Now all this while, although she dared not so much as whisper, Sihamba had not been idle, for with the blade of the assegai she was working gently at the thatch of the smoke-hole, and cutting the rimpis that bound it, till at last, and not too soon, she thought that it was wide enough to allow of the passage of her small body. Then watching until the guard leaned against the hut, so that the bulge of it would cut her off from his sight, during the instant that her figure was outlined against the sky, she stood up, and thrusting her feet through the hole, forced her body to follow them, and then dropped lightly as a cat to the floor beneath. But now there was another danger to be faced, and a great one, namely, that Suzanne might cry out in fear, which doubtless she would have done, had not the sudden sight of some living creature in the hut where she thought herself alone, so startled her that for a moment she lost her breath.

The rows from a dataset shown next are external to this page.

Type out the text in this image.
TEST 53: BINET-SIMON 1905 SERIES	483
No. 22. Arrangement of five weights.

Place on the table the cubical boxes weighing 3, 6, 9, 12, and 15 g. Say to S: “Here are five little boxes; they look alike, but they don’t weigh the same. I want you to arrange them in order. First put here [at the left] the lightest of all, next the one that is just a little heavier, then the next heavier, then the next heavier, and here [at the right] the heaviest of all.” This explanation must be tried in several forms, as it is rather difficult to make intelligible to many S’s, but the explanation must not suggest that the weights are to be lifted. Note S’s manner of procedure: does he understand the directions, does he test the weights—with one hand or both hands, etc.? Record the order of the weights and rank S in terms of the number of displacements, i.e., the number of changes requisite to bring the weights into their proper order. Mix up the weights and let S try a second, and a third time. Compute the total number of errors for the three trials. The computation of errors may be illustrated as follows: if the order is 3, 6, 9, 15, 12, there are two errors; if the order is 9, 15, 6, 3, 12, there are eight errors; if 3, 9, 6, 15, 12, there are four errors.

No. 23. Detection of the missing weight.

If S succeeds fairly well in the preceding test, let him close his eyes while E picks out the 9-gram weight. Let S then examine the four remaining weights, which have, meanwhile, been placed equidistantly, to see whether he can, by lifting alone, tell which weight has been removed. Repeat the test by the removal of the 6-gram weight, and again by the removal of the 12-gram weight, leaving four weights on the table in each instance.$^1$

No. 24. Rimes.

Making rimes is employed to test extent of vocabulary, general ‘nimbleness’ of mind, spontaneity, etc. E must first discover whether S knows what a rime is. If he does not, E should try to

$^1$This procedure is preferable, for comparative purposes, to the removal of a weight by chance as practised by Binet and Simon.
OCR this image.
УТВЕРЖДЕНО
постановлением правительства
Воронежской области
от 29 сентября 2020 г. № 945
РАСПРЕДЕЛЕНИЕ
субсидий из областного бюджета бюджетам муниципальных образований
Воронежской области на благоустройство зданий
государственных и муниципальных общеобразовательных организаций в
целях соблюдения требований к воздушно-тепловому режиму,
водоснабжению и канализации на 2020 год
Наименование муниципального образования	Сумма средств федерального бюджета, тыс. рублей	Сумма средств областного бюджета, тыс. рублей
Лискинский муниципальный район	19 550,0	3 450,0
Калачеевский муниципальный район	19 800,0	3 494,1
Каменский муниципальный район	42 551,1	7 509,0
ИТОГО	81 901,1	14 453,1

Before she could find it again Sihamba was whispering in her ear, saying: "Keep silence for your life's sake, Swallow. It is I, Sihamba, who am come to save you."
Suzanne stared at her, and light came back into the empty eyes, then they grew dark again, as she answered below her breath: "Of what use is my life? Ralph is dead, and I was about to take it that I may save myself from shame and go to seek him, for surely God will forgive the sin."
Sihamba looked at her and said: "Swallow, prepare yourself for great joy, and, above all, do not cry out. Your husband is not dead, he was but wounded, and I drew him living from the sea. He lies safe at the stead in your mother's care."
Suzanne heard her, and, notwithstanding the caution, still she would have cried aloud in the madness of her joy, had not Sihamba, seeing her lips opened, thrust her hands upon her mouth and held them there till the danger was past.
"You do not lie to me?" she gasped at length.
"Nay, I speak truth, I swear it. But this is no time to talk. Yonder stand food and milk; eat while I think."
As Sihamba guessed, nothing but a little water had passed Suzanne's lips since that meal which she and her husband took together beside the waggon, nor one minute before she could have swallowed anything had her life been the price of it. But now it was different, for despair had left her, and hope shone in her heart again, and behold! of a sudden she was hungry, and ate and drank with gladness, while Sihamba thought.